1/ Rebecca Solnit wonders whether one planet can support so many billionaires.
"Billionaires are a menace to the rest of us: their sheer political size warps our public life. Disproportionately older, white & male, they function as unelected powers, a sort of freelance global aristocracy who are too often trying to reign over the rest of us. Some critics think that the supergiant tech corporations that have spawned so many modern billionaires operate in ways that resemble feudalism more than capitalism, & , certainly, plenty of billionaires operate like the lords of the Earth while campaigning to protect the economic inequality that made them so rich & makes so many others so poor. They use their power in arbitrary, reckless & often environmentally destructive ways." https://www.theguardian.com/commentisfree/2023/nov/20/billionaires-great-carbon-divide-planet-climate-crisis?CMP=share_btn_tw&utm_source=substack&utm_medium=email
2/ "A few good billionaires among the saboteurs don’t justify their existence. That’s why in Kim Stanley Robinson’s climate-fiction novel The Ministry for the Future, billionaires are eliminated as a #climate hazard, their fortunes whittled down to $50m if they comply.

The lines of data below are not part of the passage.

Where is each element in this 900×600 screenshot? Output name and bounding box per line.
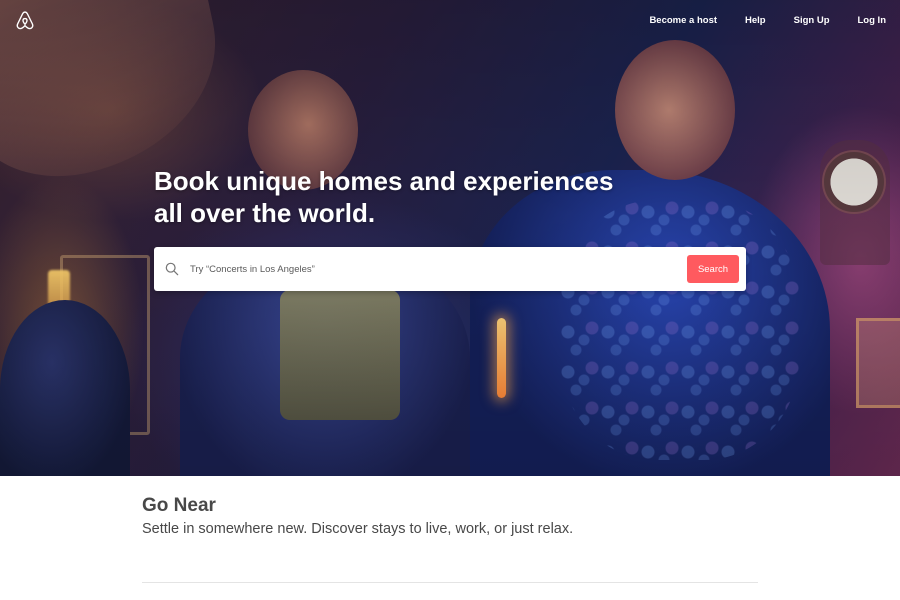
section-divider [142,582,758,583]
hero-headline-line1: Book unique homes and experiences [154,166,614,196]
hero-headline-line2: all over the world. [154,198,376,228]
nav-help[interactable]: Help [745,15,766,26]
nav-become-a-host[interactable]: Become a host [649,15,717,26]
airbnb-logo-glyph [16,11,34,30]
section-title: Go Near [142,495,216,516]
hero-headline: Book unique homes and experiences all ov… [154,165,674,229]
top-nav: Become a host Help Sign Up Log In [649,15,886,26]
search-input[interactable] [188,258,668,280]
search-box: Search [154,247,746,291]
hero-banner [0,0,900,476]
airbnb-logo-icon[interactable] [14,10,36,32]
hero-overlay [0,0,900,476]
search-icon [165,262,179,276]
nav-sign-up[interactable]: Sign Up [794,15,830,26]
section-subtitle: Settle in somewhere new. Discover stays … [142,521,574,537]
search-button[interactable]: Search [687,255,739,283]
nav-log-in[interactable]: Log In [858,15,887,26]
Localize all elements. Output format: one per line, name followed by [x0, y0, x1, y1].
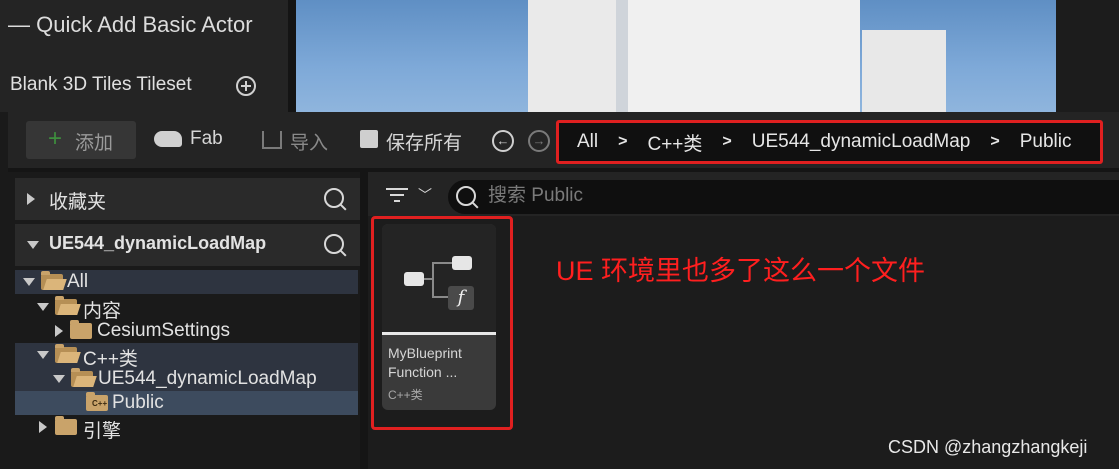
tree-item-cpp[interactable]: C++类 — [15, 343, 358, 370]
folder-open-icon — [55, 344, 77, 363]
quick-add-header[interactable]: — Quick Add Basic Actor — [8, 12, 253, 38]
tree-item-cesiumsettings[interactable]: CesiumSettings — [15, 319, 358, 343]
tree-item-engine[interactable]: 引擎 — [15, 415, 358, 442]
folder-icon — [70, 320, 92, 339]
function-icon: f — [448, 286, 474, 310]
expand-arrow-icon[interactable] — [55, 325, 63, 337]
tree-item-all[interactable]: All — [15, 270, 358, 294]
save-icon — [360, 130, 378, 148]
fab-icon — [154, 131, 182, 147]
import-button[interactable]: 导入 — [290, 128, 328, 155]
right-panel-edge — [1056, 0, 1119, 112]
filter-icon[interactable] — [386, 186, 410, 204]
search-icon[interactable] — [324, 234, 344, 254]
panel-splitter[interactable] — [288, 0, 296, 112]
annotation-text: UE 环境里也多了这么一个文件 — [556, 256, 926, 286]
asset-type: C++类 — [388, 388, 423, 402]
folder-open-icon — [71, 368, 93, 387]
expand-arrow-icon[interactable] — [27, 193, 35, 205]
chevron-down-icon[interactable]: ﹀ — [418, 185, 432, 205]
asset-name: MyBlueprint Function ... — [388, 345, 462, 380]
tree-item-label: Public — [112, 392, 164, 413]
import-icon — [262, 131, 282, 149]
chevron-right-icon[interactable]: > — [722, 133, 731, 151]
chevron-right-icon[interactable]: > — [990, 133, 999, 151]
blank-3d-tiles-item[interactable]: Blank 3D Tiles Tileset — [10, 74, 192, 96]
breadcrumb-public[interactable]: Public — [1020, 131, 1072, 153]
breadcrumb-cpp[interactable]: C++类 — [647, 129, 702, 156]
folder-open-icon — [41, 271, 63, 290]
expand-arrow-icon[interactable] — [39, 421, 47, 433]
breadcrumb: All > C++类 > UE544_dynamicLoadMap > Publ… — [556, 120, 1103, 164]
collapse-arrow-icon[interactable] — [37, 303, 49, 311]
tree-item-public[interactable]: C++ Public — [15, 391, 358, 415]
search-input[interactable] — [488, 183, 1088, 209]
collapse-arrow-icon[interactable] — [27, 241, 39, 249]
tree-item-content[interactable]: 内容 — [15, 295, 358, 322]
forward-arrow-icon[interactable]: → — [528, 130, 550, 152]
folder-open-icon — [55, 296, 77, 315]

Robinson wrote: “There was scientifically supported evidence to show that if the Earth’s available resources were divided up equally among all 8 billion humans, everyone would be fine. They would all be at adequacy, & the scientific evidence very robustly supported that people living at adequacy, & confident they would stay there (a crucial point), were healthier & happier than rich people.”
On a thriving planet, human beings should be human scale, but the super-rich are on another scale altogether, giants trampling underfoot both nature & our efforts to protect it."